New sea life is being brought back into Sydney Harbour thanks to the pioneering use of ‘habitat tiles’ that have been fixed to North Sydney’s harbour walls.
The ‘habitat tiles’ are designed to help make seawalls more ecologically sustainable by creating a more natural environment for marine life. They have been installed on seawalls along Sawmillers Reserve and Bradfield Park in North Sydney, making it the largest retrofit of a Living Seawall in Australia, and potentially the world.
Council has installed a full-scale sculpture of the tiles with interpretive signage ‘to tell the story’ of the project.
This follows a 20-year partnership between North Sydney Council and Sydney-based universities on making seawalls more ecologically sustainable.
Sydney universities have successfully trialled several approaches - including artificial rock-pools and flower pots - on North Sydney’s seawalls over the years.

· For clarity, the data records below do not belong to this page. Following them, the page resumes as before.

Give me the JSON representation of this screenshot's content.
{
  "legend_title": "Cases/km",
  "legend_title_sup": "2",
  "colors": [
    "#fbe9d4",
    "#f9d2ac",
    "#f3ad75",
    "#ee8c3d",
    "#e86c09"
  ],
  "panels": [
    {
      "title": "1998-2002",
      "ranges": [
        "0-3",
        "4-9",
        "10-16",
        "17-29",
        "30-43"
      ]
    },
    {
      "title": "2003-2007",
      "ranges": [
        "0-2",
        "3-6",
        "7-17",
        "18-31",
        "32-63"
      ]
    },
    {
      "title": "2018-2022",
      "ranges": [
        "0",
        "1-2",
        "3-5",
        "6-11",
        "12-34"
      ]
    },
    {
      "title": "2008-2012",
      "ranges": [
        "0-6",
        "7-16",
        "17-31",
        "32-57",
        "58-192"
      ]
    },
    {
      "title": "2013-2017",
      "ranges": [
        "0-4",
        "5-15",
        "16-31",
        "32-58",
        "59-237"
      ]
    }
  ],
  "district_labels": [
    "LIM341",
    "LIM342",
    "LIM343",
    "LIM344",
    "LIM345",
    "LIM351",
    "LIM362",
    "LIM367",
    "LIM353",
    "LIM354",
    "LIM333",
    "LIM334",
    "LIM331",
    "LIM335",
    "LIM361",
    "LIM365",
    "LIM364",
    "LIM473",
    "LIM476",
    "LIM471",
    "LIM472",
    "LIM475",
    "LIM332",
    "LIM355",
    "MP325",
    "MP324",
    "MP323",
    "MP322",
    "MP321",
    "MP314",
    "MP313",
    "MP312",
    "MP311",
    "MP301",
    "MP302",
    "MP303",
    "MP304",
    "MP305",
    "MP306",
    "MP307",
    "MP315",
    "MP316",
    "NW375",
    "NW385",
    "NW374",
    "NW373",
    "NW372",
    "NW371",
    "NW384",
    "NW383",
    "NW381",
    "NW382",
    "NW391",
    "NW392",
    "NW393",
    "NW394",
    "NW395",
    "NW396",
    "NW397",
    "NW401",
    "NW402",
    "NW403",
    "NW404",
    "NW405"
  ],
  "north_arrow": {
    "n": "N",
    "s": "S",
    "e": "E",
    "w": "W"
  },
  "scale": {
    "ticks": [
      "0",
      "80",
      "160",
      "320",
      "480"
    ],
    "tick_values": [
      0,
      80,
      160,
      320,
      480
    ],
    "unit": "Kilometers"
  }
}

But the ‘habitat tiles’, developed by the Sydney Institute of Marine Sciences (SIMS) and Reef Design Lab, proved so promising after a small-scale trial in Sawmillers Reserve, even Swedish engineers’ interest was piqued, with Volvo signing up to the project in 2018.
In early October, SIMS added 108 new habitat tiles, comprising of five designs developed by the Reef Design Lab, to the seawall at Sawmillers Reserve.
View the video of the Seawalls Launch here
Volvo also installed 50 of their own ‘mangrove tiles’, slightly modified to mimic the root of mangrove trees, along the seawall in Bradfield Park.
Both ‘habitat tiles’ increase attachment space for intertidal species like oysters, which are vital to maintain water quality and provide food and habitat for fish.
It takes time for disturbed areas like seawalls to be colonised by marine life but barnacles, smaller seaweeds, oysters, marine snails and limpets are expected to attach to the tiles within a year. Over time, this colonisation is likely to grow and new species will colonise the tiles and beyond so that eventually they will be hardly visible.
The tiles are expected to remain in place until at least 2038, with their effectiveness in improving marine life to be monitored by SIMS.
Funding for this project was provided by the NSW Environmental Trust, the Harding Miller Foundation, and the Kirby Foundation.